Wenn ab 2025 bundesweit ein Rechtsanspruch auf Ganztagsbetreuung an Grundschulen gilt, wird auch dort der Bedarf an Fachkräften weiter steigen. Nur sechs von zehn Lehrkräften, die in Berlin für das laufende Schuljahr eingestellt wurden, sind derweil für den Beruf durch Lehramtsstudium und Referendariat ausgebildet; immer mehr Schulen müssen auf Quereinsteigerinnen und -einsteiger zurückgreifen. Seiteneinsteigerinnen und -einsteiger gehören auch in Mecklenburg-Vorpommern längst zum Schulalltag. Stefan Tockner, Chemiker und Mitbegründer der Landesfachgruppe Lehrkräfte im Seiteneinstieg (LiS), berichtet im E&W-Interview über seine Erfahrungen.
Angebot und Nachfrage stimmen auf dem Lehrkräftearbeitsmarkt schon seit Jahren nicht mehr überein. Verantwortlich dafür sind die Länder, die sich die Situation mit Zahlentricks schönrechnen. Auch Mark Rackles, ehemaliger Bildungsstaatssekretär in Berlin, hat in seiner Studie „Lehrkräftebildung 2021“ nach den Gründen für den Lehrkräftemangel in Deutschland gesucht. Im Interview erklärt er, wo die Probleme liegen. Im Hochschulbereich sollte unterdessen das Tenure-Track-Programm von Bund und Ländern einen Kulturwandel anstoßen. Ob das gelingt, ist offen.

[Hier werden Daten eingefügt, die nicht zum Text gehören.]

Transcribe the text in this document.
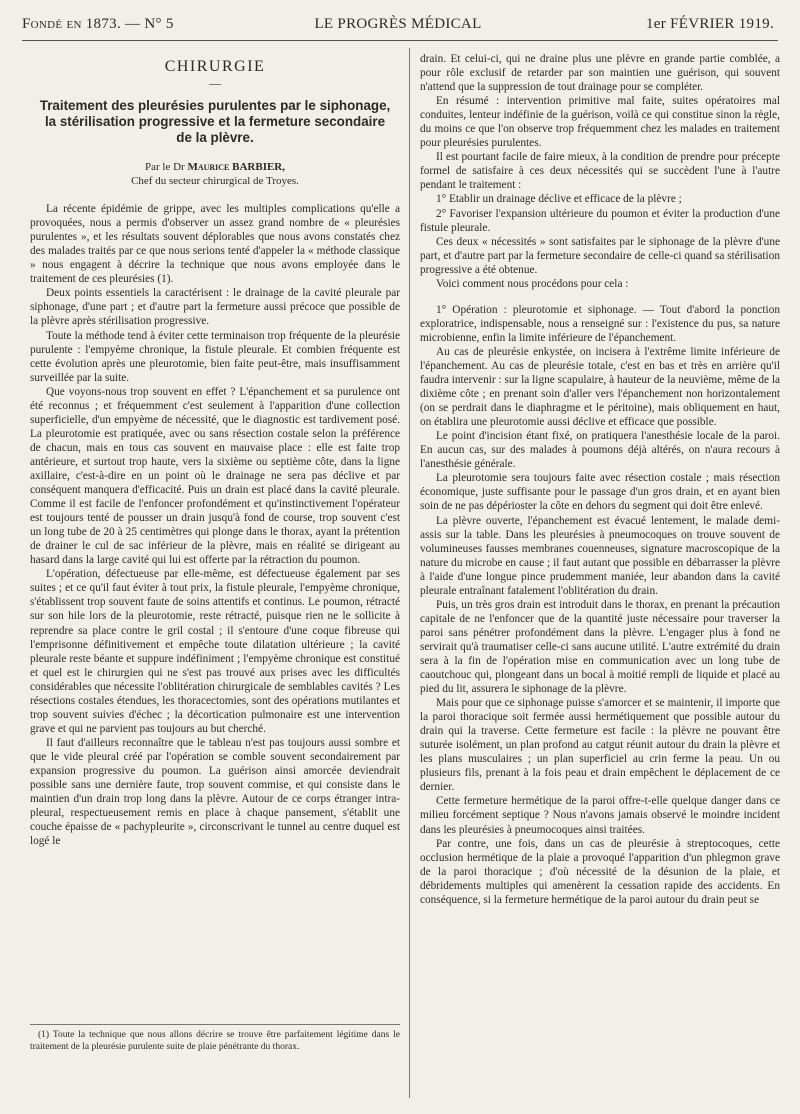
Fondé en 1873. — N° 5	LE PROGRÈS MÉDICAL	1er FÉVRIER 1919.
CHIRURGIE
—
Traitement des pleurésies purulentes par le siphonage, la stérilisation progressive et la fermeture secondaire de la plèvre.
Par le Dr Maurice BARBIER,
Chef du secteur chirurgical de Troyes.

La récente épidémie de grippe, avec les multiples complications qu'elle a provoquées, nous a permis d'observer un assez grand nombre de « pleurésies purulentes », et les résultats souvent déplorables que nous avons constatés chez des malades traités par ce que nous serions tenté d'appeler la « méthode classique » nous engagent à décrire la technique que nous avons employée dans le traitement de ces pleurésies (1).

Deux points essentiels la caractérisent : le drainage de la cavité pleurale par siphonage, d'une part ; et d'autre part la fermeture aussi précoce que possible de la plèvre après stérilisation progressive.

Toute la méthode tend à éviter cette terminaison trop fréquente de la pleurésie purulente : l'empyème chronique, la fistule pleurale. Et combien fréquente est cette évolution après une pleurotomie, bien faite peut-être, mais insuffisamment surveillée par la suite.

Que voyons-nous trop souvent en effet ? L'épanchement et sa purulence ont été reconnus ; et fréquemment c'est seulement à l'apparition d'une collection superficielle, d'un empyème de nécessité, que le diagnostic est tardivement posé. La pleurotomie est pratiquée, avec ou sans résection costale selon la préférence de chacun, mais en tous cas souvent en mauvaise place : elle est faite trop antérieure, et surtout trop haute, vers la sixième ou septième côte, dans la ligne axillaire, c'est-à-dire en un point où le drainage ne sera pas déclive et par conséquent manquera d'efficacité. Puis un drain est placé dans la cavité pleurale. Comme il est facile de l'enfoncer profondément et qu'instinctivement l'opérateur est toujours tenté de pousser un drain jusqu'à fond de course, trop souvent c'est un long tube de 20 à 25 centimètres qui plonge dans le thorax, ayant la prétention de drainer le cul de sac inférieur de la plèvre, mais en réalité se dirigeant au hasard dans la large cavité qui lui est offerte par la rétraction du poumon.

L'opération, défectueuse par elle-même, est défectueuse également par ses suites ; et ce qu'il faut éviter à tout prix, la fistule pleurale, l'empyème chronique, s'établissent trop souvent faute de soins attentifs et continus. Le poumon, rétracté sur son hile lors de la pleurotomie, reste rétracté, puisque rien ne le sollicite à reprendre sa place contre le gril costal ; il s'entoure d'une coque fibreuse qui l'emprisonne définitivement et empêche toute dilatation ultérieure ; la cavité pleurale reste béante et suppure indéfiniment ; l'empyème chronique est constitué et quel est le chirurgien qui ne s'est pas trouvé aux prises avec les difficultés considérables que nécessite l'oblitération chirurgicale de semblables cavités ? Les résections costales étendues, les thoracectomies, sont des opérations mutilantes et trop souvent suivies d'échec ; la décortication pulmonaire est une intervention grave et qui ne parvient pas toujours au but cherché.

Il faut d'ailleurs reconnaître que le tableau n'est pas toujours aussi sombre et que le vide pleural créé par l'opération se comble souvent secondairement par expansion progressive du poumon. La guérison ainsi amorcée deviendrait possible sans une dernière faute, trop souvent commise, et qui consiste dans le maintien d'un drain trop long dans la plèvre. Autour de ce corps étranger intra-pleural, respectueusement remis en place à chaque pansement, s'établit une couche épaisse de « pachypleurite », circonscrivant le tunnel au centre duquel est logé le

(1) Toute la technique que nous allons décrire se trouve être parfaitement légitime dans le traitement de la pleurésie purulente suite de plaie pénétrante du thorax.

drain. Et celui-ci, qui ne draine plus une plèvre en grande partie comblée, a pour rôle exclusif de retarder par son maintien une guérison, qui souvent n'attend que la suppression de tout drainage pour se compléter.

En résumé : intervention primitive mal faite, suites opératoires mal conduites, lenteur indéfinie de la guérison, voilà ce qui constitue sinon la règle, du moins ce que l'on observe trop fréquemment chez les malades en traitement pour pleurésies purulentes.

Il est pourtant facile de faire mieux, à la condition de prendre pour précepte formel de satisfaire à ces deux nécessités qui se succèdent l'une à l'autre pendant le traitement :

1° Etablir un drainage déclive et efficace de la plèvre ;

2° Favoriser l'expansion ultérieure du poumon et éviter la production d'une fistule pleurale.

Ces deux « nécessités » sont satisfaites par le siphonage de la plèvre d'une part, et d'autre part par la fermeture secondaire de celle-ci quand sa stérilisation progressive a été obtenue.

Voici comment nous procédons pour cela :

1° Opération : pleurotomie et siphonage. — Tout d'abord la ponction exploratrice, indispensable, nous a renseigné sur : l'existence du pus, sa nature microbienne, enfin la limite inférieure de l'épanchement.

Au cas de pleurésie enkystée, on incisera à l'extrême limite inférieure de l'épanchement. Au cas de pleurésie totale, c'est en bas et très en arrière qu'il faudra intervenir : sur la ligne scapulaire, à hauteur de la neuvième, même de la dixième côte ; en prenant soin d'aller vers l'épanchement non horizontalement (on se perdrait dans le diaphragme et le péritoine), mais obliquement en haut, on établira une pleurotomie aussi déclive et efficace que possible.

Le point d'incision étant fixé, on pratiquera l'anesthésie locale de la paroi. En aucun cas, sur des malades à poumons déjà altérés, on n'aura recours à l'anesthésie générale.

La pleurotomie sera toujours faite avec résection costale ; mais résection économique, juste suffisante pour le passage d'un gros drain, et en ayant bien soin de ne pas dépérioster la côte en dehors du segment qui doit être enlevé.

La plèvre ouverte, l'épanchement est évacué lentement, le malade demi-assis sur la table. Dans les pleurésies à pneumocoques on trouve souvent de volumineuses fausses membranes couenneuses, signature macroscopique de la nature du microbe en cause ; il faut autant que possible en débarrasser la plèvre à l'aide d'une longue pince prudemment maniée, leur abandon dans la cavité pleurale entraînant fatalement l'oblitération du drain.

Puis, un très gros drain est introduit dans le thorax, en prenant la précaution capitale de ne l'enfoncer que de la quantité juste nécessaire pour traverser la paroi sans pénétrer profondément dans la plèvre. L'engager plus à fond ne servirait qu'à traumatiser celle-ci sans aucune utilité. L'autre extrémité du drain sera à la fin de l'opération mise en communication avec un long tube de caoutchouc qui, plongeant dans un bocal à moitié rempli de liquide et placé au pied du lit, assurera le siphonage de la plèvre.

Mais pour que ce siphonage puisse s'amorcer et se maintenir, il importe que la paroi thoracique soit fermée aussi hermétiquement que possible autour du drain qui la traverse. Cette fermeture est facile : la plèvre ne pouvant être suturée isolément, un plan profond au catgut réunit autour du drain la plèvre et les plans musculaires ; un plan superficiel au crin ferme la peau. Un ou plusieurs fils, prenant à la fois peau et drain empêchent le déplacement de ce dernier.

Cette fermeture hermétique de la paroi offre-t-elle quelque danger dans ce milieu forcément septique ? Nous n'avons jamais observé le moindre incident dans les pleurésies à pneumocoques ainsi traitées.

Par contre, une fois, dans un cas de pleurésie à streptocoques, cette occlusion hermétique de la plaie a provoqué l'apparition d'un phlegmon grave de la paroi thoracique ; d'où nécessité de la désunion de la plaie, et débridements multiples qui amenèrent la cessation rapide des accidents. En conséquence, si la fermeture hermétique de la paroi autour du drain peut se
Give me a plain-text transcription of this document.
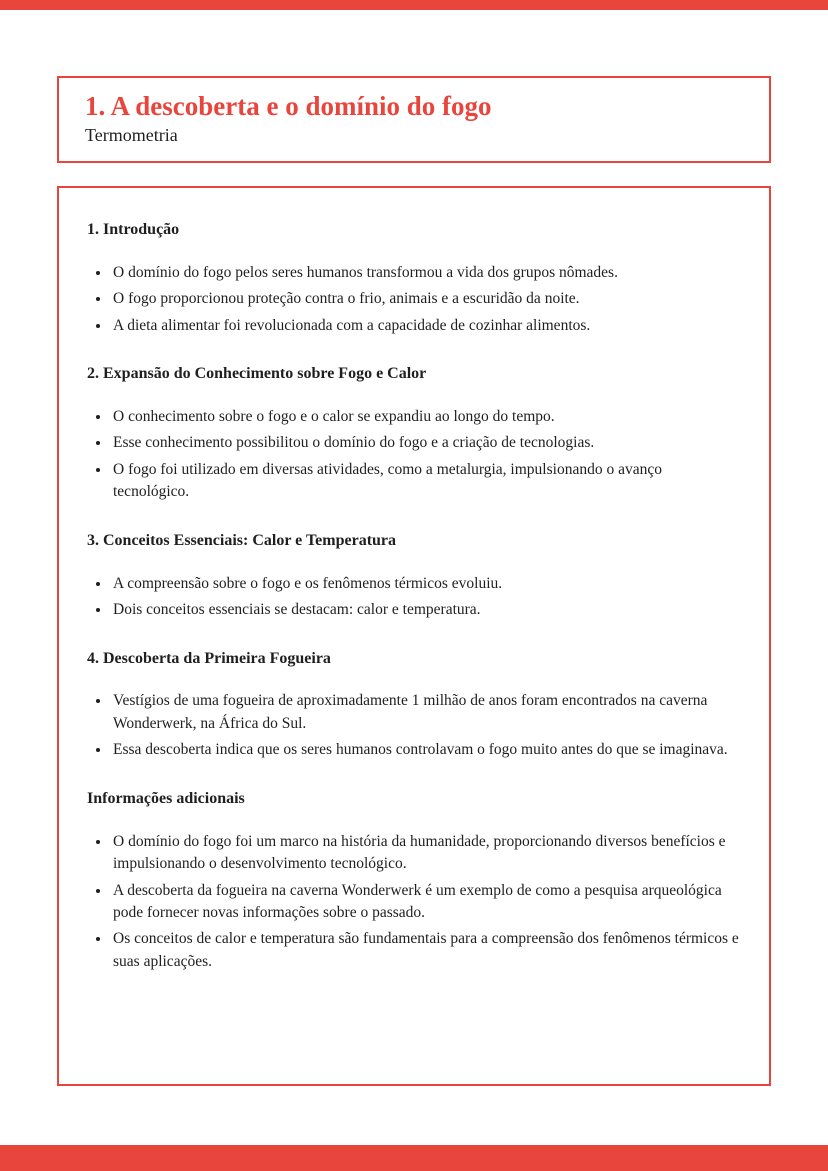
1. A descoberta e o domínio do fogo
Termometria
1. Introdução
• O domínio do fogo pelos seres humanos transformou a vida dos grupos nômades.
• O fogo proporcionou proteção contra o frio, animais e a escuridão da noite.
• A dieta alimentar foi revolucionada com a capacidade de cozinhar alimentos.
2. Expansão do Conhecimento sobre Fogo e Calor
• O conhecimento sobre o fogo e o calor se expandiu ao longo do tempo.
• Esse conhecimento possibilitou o domínio do fogo e a criação de tecnologias.
• O fogo foi utilizado em diversas atividades, como a metalurgia, impulsionando o avanço tecnológico.
3. Conceitos Essenciais: Calor e Temperatura
• A compreensão sobre o fogo e os fenômenos térmicos evoluiu.
• Dois conceitos essenciais se destacam: calor e temperatura.
4. Descoberta da Primeira Fogueira
• Vestígios de uma fogueira de aproximadamente 1 milhão de anos foram encontrados na caverna Wonderwerk, na África do Sul.
• Essa descoberta indica que os seres humanos controlavam o fogo muito antes do que se imaginava.
Informações adicionais
• O domínio do fogo foi um marco na história da humanidade, proporcionando diversos benefícios e impulsionando o desenvolvimento tecnológico.
• A descoberta da fogueira na caverna Wonderwerk é um exemplo de como a pesquisa arqueológica pode fornecer novas informações sobre o passado.
• Os conceitos de calor e temperatura são fundamentais para a compreensão dos fenômenos térmicos e suas aplicações.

Die GEW-Vorsitzende Marlis Tepe kommentiert: „Grund für den Personalmangel im Bildungsbereich ist eine föderale Entscheidungs- und Finanzblockade. Politik muss endlich mehr Verantwortung übernehmen und den Bildungsbereich deutlich besser finanzieren.“ In der Jugendhilfe sieht es kaum besser aus. Hohe Überlastung, keine angemessene Bezahlung, fehlende Räume: Die schlechten Arbeitsbedingungen in Berlin führen dazu, dass in den Regionalen Sozialpädagogischen Diensten (RSD) rund 100 Stellen nicht besetzt sind.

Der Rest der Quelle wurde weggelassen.